It’s usually Italy and its at this point embarrassing “Piracy Shield” scheme that receives harsh criticism for indiscriminate censorship of legitimate services, this happening in a frenzied (and poorly thought-out) bid to protect every last euro cent generated by Italy’s top football league, Serie A.
Not to be outdone, now the authority behind Spain’s LaLiga is engaging in what those affected – among them, US cloud platform Vercel – call “indiscriminate blocking” resulting in “an unaccountable form of internet censorship.”
What’s happening here is that earlier in the year, LaLiga applied for and was granted the right to, together with massive telecom multinational Telefonica, carry out ISP-level blocking.
The goal is to block IPTV sites and services deemed as “pirates.” What this kind of setup – involving shared IP addresses – inevitably produces, though, is lawfully operating services having their servers blocked in Spain.
TorretFreak writes that Cloudflare was the first to be hit, and its failed legal challenge opened up the path for LaLiga and Telefonica to continue with their brand of anti-piracy crusade that involves blocking, uninvolved in piracy, third parties.
Vercel’s (legitimate) customers are the latest to be affected, despite the company being one of those who, rather than tacitly ignoring them, act on copyright complaints.
On April 15, Vercel CEO Guillermo Rauch took to X to announce that Spain’s internet censorship was blocking the company’s CDN IPs – which he said is “the front door of millions of applications and websites.”

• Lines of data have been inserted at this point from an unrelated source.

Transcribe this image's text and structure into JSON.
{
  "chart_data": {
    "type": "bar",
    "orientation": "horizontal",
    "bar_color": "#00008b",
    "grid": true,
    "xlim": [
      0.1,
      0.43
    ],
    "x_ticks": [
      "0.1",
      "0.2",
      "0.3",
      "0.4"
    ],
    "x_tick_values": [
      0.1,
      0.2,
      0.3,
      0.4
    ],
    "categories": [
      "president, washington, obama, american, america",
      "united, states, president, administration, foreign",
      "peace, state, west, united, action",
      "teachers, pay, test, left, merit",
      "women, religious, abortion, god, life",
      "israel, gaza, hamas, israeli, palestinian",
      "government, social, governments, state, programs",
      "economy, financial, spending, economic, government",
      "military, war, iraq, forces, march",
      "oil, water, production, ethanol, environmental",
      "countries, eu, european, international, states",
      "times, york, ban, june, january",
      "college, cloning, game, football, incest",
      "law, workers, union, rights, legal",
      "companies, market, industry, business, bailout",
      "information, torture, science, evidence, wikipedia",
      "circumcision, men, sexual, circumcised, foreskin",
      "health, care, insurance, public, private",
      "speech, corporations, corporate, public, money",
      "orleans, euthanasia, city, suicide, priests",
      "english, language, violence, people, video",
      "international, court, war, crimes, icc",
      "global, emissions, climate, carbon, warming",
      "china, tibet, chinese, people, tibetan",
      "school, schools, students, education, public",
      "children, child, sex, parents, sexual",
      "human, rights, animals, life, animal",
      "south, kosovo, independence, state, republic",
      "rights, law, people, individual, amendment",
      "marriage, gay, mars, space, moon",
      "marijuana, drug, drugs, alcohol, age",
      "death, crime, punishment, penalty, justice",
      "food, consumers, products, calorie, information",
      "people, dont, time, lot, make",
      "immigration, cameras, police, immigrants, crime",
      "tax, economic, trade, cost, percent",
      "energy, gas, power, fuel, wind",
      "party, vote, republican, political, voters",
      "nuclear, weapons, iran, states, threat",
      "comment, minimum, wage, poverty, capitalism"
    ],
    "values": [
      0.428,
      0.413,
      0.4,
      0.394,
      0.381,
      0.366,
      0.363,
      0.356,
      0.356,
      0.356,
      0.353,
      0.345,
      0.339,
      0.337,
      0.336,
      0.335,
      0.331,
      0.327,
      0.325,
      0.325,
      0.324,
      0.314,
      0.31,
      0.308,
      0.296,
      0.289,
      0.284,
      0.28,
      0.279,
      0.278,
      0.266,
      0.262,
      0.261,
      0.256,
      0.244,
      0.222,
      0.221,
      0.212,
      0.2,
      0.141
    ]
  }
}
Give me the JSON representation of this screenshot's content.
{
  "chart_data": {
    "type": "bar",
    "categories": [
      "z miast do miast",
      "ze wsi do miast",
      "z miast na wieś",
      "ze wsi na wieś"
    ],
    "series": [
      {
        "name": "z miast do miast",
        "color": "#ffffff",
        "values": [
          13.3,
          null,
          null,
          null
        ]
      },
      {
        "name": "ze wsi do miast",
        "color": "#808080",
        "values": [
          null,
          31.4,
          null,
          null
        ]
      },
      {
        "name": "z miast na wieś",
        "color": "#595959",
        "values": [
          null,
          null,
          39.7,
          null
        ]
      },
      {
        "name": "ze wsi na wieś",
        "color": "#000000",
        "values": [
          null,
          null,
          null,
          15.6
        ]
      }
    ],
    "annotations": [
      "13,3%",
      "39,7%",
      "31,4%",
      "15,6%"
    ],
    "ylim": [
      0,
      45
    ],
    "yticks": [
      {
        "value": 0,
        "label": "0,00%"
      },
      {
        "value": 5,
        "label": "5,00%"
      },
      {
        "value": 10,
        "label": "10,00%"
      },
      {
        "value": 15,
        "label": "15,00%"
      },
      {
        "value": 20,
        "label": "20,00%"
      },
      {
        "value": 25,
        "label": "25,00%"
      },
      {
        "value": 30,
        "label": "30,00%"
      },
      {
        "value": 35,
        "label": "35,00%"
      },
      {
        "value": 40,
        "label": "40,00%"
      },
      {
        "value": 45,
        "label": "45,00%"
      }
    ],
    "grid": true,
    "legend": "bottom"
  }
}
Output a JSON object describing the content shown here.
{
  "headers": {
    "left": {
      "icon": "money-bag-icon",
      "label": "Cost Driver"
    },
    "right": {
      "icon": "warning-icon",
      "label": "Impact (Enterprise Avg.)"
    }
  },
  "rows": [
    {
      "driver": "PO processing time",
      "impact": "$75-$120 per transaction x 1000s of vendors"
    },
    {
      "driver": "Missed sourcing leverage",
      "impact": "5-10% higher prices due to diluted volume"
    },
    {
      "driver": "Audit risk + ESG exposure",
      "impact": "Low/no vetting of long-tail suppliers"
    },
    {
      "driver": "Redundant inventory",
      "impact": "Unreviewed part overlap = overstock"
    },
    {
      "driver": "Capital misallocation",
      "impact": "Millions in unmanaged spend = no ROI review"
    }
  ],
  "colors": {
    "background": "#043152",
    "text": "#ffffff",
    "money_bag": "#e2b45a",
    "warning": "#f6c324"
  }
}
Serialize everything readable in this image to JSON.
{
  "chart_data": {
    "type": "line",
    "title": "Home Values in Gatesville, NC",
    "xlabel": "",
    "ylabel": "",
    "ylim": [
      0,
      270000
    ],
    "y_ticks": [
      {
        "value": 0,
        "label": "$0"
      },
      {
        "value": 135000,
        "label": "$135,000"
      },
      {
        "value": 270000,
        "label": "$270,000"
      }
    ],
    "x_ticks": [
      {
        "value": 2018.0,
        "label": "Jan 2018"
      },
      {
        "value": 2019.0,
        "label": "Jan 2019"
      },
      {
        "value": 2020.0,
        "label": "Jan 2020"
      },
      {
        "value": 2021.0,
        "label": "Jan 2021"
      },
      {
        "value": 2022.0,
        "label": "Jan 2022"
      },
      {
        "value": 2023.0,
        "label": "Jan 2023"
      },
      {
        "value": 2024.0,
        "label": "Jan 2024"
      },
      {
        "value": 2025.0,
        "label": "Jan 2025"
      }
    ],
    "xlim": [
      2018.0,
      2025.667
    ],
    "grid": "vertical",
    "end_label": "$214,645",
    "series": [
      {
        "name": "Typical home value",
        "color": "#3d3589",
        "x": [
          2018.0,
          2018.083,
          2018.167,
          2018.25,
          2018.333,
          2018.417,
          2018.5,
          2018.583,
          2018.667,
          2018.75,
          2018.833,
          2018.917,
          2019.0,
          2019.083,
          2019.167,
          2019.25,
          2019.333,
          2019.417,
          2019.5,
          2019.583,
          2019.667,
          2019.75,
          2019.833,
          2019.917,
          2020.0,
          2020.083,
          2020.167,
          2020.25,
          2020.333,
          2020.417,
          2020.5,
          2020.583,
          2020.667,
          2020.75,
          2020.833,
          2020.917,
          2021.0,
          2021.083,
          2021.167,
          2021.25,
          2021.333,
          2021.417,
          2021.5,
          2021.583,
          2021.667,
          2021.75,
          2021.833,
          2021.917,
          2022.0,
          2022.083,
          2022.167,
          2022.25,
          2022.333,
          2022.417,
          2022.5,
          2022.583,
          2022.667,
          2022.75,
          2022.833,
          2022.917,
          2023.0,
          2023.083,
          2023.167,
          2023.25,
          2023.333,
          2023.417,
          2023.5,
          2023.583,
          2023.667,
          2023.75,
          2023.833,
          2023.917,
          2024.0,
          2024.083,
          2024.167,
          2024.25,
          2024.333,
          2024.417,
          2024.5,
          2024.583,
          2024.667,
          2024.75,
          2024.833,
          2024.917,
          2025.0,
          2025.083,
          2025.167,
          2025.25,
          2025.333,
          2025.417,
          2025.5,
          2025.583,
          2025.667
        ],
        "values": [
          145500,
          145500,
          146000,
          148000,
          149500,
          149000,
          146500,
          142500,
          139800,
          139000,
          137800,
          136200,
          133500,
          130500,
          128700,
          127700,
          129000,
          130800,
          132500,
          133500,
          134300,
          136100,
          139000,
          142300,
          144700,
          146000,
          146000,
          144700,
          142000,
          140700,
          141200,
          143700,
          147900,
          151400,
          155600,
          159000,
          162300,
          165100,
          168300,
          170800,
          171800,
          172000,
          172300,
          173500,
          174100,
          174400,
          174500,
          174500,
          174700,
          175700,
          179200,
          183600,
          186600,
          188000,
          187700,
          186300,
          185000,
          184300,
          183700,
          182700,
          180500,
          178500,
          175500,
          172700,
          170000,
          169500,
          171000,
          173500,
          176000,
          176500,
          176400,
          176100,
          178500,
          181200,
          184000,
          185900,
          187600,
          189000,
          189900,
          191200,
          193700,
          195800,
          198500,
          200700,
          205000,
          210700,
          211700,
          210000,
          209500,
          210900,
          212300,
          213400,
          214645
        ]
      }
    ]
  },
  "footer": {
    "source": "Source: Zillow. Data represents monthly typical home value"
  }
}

The post added the company was working to mitigate the damage and “restore freedom of speech as we can” – while at the same time slamming those behind the rules as “uncommunicative, secretive and undeterred by users’ complaints.”
This was “brought home” to US audiences with one of the reactions to the announcement likening the situation to the NFL having, at its discretion, the power to block access to services like AWS or Vercel to every AT&T and T-Mobile customer.
Rauch and Vercel Principal Engineer Matheus Fernandes issued a statement that said ISPs in Spain have taken to blocking “entire IPs, ignoring SNI (server name indication) and making no effort to distinguish between hosts.”
“Any website or service behind a blocked IP is taken offline, regardless of its legitimacy,” they continued.
LaLiga, as a private entity, now has the power to, with the blocks, “impact critical infrastructure, developers, and businesses; without review, due process, (and) transparency.”
“What started as an anti-piracy measure has become an unaccountable form of internet censorship. There’s no distinction between targeted enforcement and mass collateral damage. IPs are being blocklisted wholesale,” Rauch and Fernandes wrote last week.